Szenenwechsel: Vor nicht ganz einem Monat saßen wir in Köln mit dem ehemaligen Redaktionsteam der Kampagnenpraxis zusammen und diskutierten die Zukunft von Politik und Gesellschaft im Internet. Aber es waren nicht die Erfolgsbeispiele, die wir in 50 Ausgaben unserer Reports zusammen gestellt haben, die das Gespräch dominierten. Sondern der Gedanke, was wir erreicht haben. Haben wir mit den konzentrierten Infos, den Beispielen effizienter und innovativer Kampagnen zum Nachbauen wirklich etwas bewirkt? Verändert sich politische Kampagnenführung mit dem Internet? Bei allen guten Beispielen scheint es fast so, als müsse man mit dem Blick aus der Totalen ganz einfach Nein sagen. Ich glaube, dass es vier grundlegende Probleme gibt, die jeden Fortschritt in Sachen Kampagnenarbeit verhindern. Diese Punkte wird nicht jeder teilen, mancher wird sich angegriffen fühlen. Aber ich denke, dass sich etwas tun muss. Und wir hoffen, damit etwas bewegen zu können; eine Diskussion anzustoßen, die dringend nötig geworden ist.

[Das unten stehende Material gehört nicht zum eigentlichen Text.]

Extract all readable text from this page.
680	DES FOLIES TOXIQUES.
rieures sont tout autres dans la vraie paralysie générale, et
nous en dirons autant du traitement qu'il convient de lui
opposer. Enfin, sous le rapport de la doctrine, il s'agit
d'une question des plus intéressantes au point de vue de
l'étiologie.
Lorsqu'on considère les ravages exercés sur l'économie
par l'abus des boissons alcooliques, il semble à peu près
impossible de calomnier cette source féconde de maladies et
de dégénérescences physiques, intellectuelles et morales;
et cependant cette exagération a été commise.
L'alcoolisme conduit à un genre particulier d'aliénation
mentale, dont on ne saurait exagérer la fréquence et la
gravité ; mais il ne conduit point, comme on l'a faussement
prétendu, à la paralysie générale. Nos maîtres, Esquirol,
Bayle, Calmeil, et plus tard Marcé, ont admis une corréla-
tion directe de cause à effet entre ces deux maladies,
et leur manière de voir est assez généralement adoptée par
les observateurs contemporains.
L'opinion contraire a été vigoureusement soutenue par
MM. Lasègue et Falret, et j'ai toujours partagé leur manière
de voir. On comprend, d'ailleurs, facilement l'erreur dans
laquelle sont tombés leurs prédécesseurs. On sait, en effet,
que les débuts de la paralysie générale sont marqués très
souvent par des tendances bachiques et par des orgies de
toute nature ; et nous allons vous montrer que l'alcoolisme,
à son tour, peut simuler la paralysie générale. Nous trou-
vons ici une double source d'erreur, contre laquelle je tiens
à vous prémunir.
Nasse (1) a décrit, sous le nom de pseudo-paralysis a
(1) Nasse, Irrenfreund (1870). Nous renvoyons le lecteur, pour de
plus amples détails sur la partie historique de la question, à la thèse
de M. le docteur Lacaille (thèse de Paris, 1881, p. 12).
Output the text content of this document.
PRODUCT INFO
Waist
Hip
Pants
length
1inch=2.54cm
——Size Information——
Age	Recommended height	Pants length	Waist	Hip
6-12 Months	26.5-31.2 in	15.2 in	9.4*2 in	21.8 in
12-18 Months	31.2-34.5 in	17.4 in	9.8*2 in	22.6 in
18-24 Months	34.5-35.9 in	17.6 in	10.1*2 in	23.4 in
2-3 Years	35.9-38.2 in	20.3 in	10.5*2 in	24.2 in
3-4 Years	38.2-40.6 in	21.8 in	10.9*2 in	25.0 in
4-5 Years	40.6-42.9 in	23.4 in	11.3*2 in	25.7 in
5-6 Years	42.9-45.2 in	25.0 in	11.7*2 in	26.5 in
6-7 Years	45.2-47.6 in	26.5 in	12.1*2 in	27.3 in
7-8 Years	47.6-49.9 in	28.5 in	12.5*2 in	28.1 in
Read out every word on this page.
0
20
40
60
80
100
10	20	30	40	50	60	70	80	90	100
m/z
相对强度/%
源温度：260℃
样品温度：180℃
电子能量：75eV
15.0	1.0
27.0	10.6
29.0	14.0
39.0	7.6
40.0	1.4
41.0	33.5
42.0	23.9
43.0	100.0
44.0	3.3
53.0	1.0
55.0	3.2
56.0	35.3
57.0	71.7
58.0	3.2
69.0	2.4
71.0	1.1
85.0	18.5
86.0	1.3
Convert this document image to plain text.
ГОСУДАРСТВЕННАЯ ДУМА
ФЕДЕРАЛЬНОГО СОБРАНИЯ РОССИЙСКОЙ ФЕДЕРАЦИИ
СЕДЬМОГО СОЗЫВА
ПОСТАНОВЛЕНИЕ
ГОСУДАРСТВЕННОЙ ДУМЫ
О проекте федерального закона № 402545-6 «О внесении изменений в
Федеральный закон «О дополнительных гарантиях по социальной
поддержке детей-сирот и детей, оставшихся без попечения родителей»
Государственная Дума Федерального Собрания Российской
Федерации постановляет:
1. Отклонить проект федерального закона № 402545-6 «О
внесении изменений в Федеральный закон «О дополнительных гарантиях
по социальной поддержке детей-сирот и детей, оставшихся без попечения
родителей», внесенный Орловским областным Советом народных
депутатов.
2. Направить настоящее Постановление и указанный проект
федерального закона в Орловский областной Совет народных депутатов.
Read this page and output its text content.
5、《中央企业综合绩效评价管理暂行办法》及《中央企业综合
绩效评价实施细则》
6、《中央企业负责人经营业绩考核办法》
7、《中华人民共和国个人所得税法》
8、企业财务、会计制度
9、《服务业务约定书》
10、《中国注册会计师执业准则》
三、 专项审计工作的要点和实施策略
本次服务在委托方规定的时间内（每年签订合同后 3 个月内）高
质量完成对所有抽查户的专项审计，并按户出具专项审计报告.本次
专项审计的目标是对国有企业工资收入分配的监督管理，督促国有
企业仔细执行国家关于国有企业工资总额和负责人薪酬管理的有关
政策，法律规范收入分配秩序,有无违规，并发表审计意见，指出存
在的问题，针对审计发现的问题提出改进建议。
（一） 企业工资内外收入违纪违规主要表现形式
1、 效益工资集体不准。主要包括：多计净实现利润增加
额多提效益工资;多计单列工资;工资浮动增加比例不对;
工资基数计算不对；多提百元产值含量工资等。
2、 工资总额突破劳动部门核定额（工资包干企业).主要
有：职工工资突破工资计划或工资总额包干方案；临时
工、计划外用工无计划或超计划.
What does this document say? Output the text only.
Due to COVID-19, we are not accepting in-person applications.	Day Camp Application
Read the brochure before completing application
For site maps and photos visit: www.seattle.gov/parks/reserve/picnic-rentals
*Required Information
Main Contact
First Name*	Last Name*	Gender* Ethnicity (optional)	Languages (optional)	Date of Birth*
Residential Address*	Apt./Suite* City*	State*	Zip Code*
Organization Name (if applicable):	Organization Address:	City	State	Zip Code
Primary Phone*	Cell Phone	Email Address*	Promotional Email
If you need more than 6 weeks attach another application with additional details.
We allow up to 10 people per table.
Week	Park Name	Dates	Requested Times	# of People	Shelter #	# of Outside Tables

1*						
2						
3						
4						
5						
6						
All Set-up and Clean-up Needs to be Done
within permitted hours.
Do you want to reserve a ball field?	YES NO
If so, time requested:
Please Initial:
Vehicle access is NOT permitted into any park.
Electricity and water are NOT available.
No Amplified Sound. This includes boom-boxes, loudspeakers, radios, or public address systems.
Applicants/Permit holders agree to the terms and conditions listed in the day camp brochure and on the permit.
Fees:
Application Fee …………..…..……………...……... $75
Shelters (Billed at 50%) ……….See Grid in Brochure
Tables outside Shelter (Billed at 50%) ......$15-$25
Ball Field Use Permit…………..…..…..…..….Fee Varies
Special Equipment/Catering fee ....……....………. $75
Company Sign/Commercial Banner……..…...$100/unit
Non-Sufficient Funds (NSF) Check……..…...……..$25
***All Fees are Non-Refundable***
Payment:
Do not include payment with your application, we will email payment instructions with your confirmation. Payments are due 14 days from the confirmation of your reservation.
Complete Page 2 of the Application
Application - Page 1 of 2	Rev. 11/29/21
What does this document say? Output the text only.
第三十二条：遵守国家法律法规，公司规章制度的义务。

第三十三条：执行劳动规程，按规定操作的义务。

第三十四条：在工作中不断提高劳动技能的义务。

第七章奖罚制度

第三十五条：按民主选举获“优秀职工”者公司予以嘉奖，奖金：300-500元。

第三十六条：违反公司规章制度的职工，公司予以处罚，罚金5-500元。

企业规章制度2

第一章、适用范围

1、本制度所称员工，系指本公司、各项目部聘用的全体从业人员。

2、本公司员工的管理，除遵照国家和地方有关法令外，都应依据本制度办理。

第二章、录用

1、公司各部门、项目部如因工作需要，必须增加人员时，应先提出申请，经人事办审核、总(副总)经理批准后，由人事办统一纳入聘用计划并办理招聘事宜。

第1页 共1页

1. Am Anfang war die Pressemitteilung

Seit der letzten Eiszeit, so scheint es, kommuniziert man Politik über Pressemitteilungen. Die Höhlenmalereien richteten sich offensichtlich auch nicht an die Bewohnerinnen und Bewohner der Siedlung, sondern nur an den einen Journalisten, der die Neuigkeiten dann weiter erzählen durfte. Und so ist es bis heute ein fest geschriebenes Naturgesetz, dass man Pressemitteilungen zu schreiben hat – egal ob in der Bundestagsfraktion, im Landesministerium oder im Kreisverband der Partei. Selbst wenn man so wenig Mitglieder hat, dass man kaum noch alle Mandate besetzen kann: Für Pressemitteilungen muss die Zeit da sein.

Und dahinter steckt ja auch ein hehres Anliegen. Über die Presse, so die Idee, erreichen wir die meisten Menschen. Also müssen wir da unbedingt vertreten sein. Aber wenn alle damit beschäftigt sind, Pressemitteilungen zu schreiben, stellt niemand Fragen wie: Wie gut sind unsere Pressemitteilungen eigentlich geschrieben? Bringen wir überhaupt etwas damit ‚rüber? Liest jemand unsere Pressemitteilungen, die neben der Vorstandswahl der Kaninchenzüchter erscheinen? Und können wir die Bevölkerung nicht anders, besser, relevanter informieren?

2. Politiker haben Angst vorm Bürger

Vielleicht konzentriert sich der gesamte bundesdeutsche Politbetrieb deshalb auf Pressemitteilungen, weil Politiker Angst vorm Bürger haben. Klar, wird jetzt sicherlich der berechtigte Einwurf kommen, dass es doch Wahlkampfstände gebe, Diskussionsveranstaltungen, Parteitermine. Aber wie viele Menschen kommen da hin? Wie intensiv kann ein Gespräch werden, wenn dafür 100 andere Personen vorbei hetzen? Wie groß kann das Interesse für ein Thema sein, wenn selbst Bundesvorsitzende oder und Generalsekretäre die kleinsten Räume nicht mehr füllen?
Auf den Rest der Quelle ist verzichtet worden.